O Teatro Soho pediu a McGlade que retirasse alguns “insultos raciais” de Forgiveness, que, segundo ele, eram “gíria da classe operária e não foram usados com malícia”. E, embora ele tenha concordado com isso, uma referência “antissemita” no seu poema fez com que o espetáculo não voltasse à programação do teatro depois do confinamento.

McGlade conta que foi uma “jornada de descoberta”. Depois de uma apresentação, dois membros do Movimento de Defesa Israelita disseram a ele: “você nos fez ver que as pessoas podem dizer coisas antissemitas sem que sejam antissemitas. Podem dizê-las por falta de informação.”

“Então chorei e abracei aqueles dois e eles também me abraçaram”, relembra McGlade.

Ele acrescenta que conseguiu encontrar uma forma diferente de “dizer o que eu queria dizer no show, enquanto zoava o fato de ser censurado”.

Forgiveness está novamente em cartaz, viajando pelo Reino Unido.

‘Adoro a aceitação’

Chris McGlade considera toda a sua vida um processo de aprendizado e essa experiência é parte desse processo.

“Espero aprender algo de novo no meu leito de morte”, afirma ele. “Se estiver crescendo, evoluindo e ficando melhor todo o tempo, isso quer dizer que a minha vida — no dia em que eu bater as botas — serviu para alguma coisa.”

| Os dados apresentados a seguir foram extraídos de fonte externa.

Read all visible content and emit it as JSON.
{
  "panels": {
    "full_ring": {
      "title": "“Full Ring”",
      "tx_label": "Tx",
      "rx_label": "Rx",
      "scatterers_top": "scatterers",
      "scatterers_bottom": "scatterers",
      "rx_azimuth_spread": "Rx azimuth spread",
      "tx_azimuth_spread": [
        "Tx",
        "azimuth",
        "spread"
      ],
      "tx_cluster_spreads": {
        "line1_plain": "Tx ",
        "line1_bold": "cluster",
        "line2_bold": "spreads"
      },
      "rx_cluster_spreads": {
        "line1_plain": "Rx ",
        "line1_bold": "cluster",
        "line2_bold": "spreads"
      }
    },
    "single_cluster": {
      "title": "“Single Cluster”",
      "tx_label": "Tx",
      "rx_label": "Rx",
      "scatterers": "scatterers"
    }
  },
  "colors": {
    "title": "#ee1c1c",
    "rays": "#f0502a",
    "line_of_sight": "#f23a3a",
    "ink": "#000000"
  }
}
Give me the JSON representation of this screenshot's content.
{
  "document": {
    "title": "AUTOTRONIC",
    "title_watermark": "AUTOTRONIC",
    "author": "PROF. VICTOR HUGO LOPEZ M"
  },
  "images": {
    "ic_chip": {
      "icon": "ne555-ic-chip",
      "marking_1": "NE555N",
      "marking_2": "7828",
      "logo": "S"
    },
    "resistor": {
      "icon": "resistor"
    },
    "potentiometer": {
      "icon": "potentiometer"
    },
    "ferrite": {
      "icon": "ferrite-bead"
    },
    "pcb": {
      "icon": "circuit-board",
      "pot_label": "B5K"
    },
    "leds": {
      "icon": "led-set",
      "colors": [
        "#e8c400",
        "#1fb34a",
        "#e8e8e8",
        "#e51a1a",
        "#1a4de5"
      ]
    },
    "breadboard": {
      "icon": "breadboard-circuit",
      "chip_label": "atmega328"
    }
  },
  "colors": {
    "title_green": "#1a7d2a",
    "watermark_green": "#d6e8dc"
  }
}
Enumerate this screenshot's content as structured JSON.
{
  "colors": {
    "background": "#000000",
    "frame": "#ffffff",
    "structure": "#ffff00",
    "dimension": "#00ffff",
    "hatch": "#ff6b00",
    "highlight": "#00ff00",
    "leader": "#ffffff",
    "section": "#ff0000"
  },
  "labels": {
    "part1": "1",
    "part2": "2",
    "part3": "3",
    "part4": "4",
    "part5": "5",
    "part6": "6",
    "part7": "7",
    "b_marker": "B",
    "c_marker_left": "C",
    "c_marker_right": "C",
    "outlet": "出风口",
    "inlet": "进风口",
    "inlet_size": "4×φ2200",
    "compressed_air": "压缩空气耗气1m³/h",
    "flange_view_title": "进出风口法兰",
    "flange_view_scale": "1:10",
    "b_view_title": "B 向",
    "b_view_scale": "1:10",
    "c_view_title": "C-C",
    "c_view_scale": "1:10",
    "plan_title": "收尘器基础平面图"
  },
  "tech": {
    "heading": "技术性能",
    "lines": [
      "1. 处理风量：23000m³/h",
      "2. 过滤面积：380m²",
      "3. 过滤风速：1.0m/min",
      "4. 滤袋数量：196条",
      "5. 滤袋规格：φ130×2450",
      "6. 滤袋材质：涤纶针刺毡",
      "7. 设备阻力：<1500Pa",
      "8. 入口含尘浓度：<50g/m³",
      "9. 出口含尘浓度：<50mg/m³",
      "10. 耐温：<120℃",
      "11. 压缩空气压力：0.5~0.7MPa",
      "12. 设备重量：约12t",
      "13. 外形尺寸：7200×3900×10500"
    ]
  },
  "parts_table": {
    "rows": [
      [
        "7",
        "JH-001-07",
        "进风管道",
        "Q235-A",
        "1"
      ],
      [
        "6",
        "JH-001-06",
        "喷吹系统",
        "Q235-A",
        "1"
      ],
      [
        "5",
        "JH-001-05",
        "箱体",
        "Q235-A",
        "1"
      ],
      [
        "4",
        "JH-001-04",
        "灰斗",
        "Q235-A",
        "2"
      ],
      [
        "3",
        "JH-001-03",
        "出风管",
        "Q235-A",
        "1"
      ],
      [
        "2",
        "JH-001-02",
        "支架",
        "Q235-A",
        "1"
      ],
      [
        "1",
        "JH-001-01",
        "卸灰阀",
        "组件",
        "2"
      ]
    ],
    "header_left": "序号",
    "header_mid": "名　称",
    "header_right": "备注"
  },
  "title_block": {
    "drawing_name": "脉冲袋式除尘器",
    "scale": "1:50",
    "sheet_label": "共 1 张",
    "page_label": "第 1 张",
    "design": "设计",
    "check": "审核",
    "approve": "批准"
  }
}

Ele vai continuar fazendo comédia: “adoro — adoro a aceitação, porque adoro ver as pessoas rindo.”

“Sofri bullying durante toda minha infância”, diz McGlade. “E, sempre que consigo uma risada, aquele garoto que costumava levar uma bofetada no rosto leva um tapinha nas costas. E é isso que me faz seguir adiante.”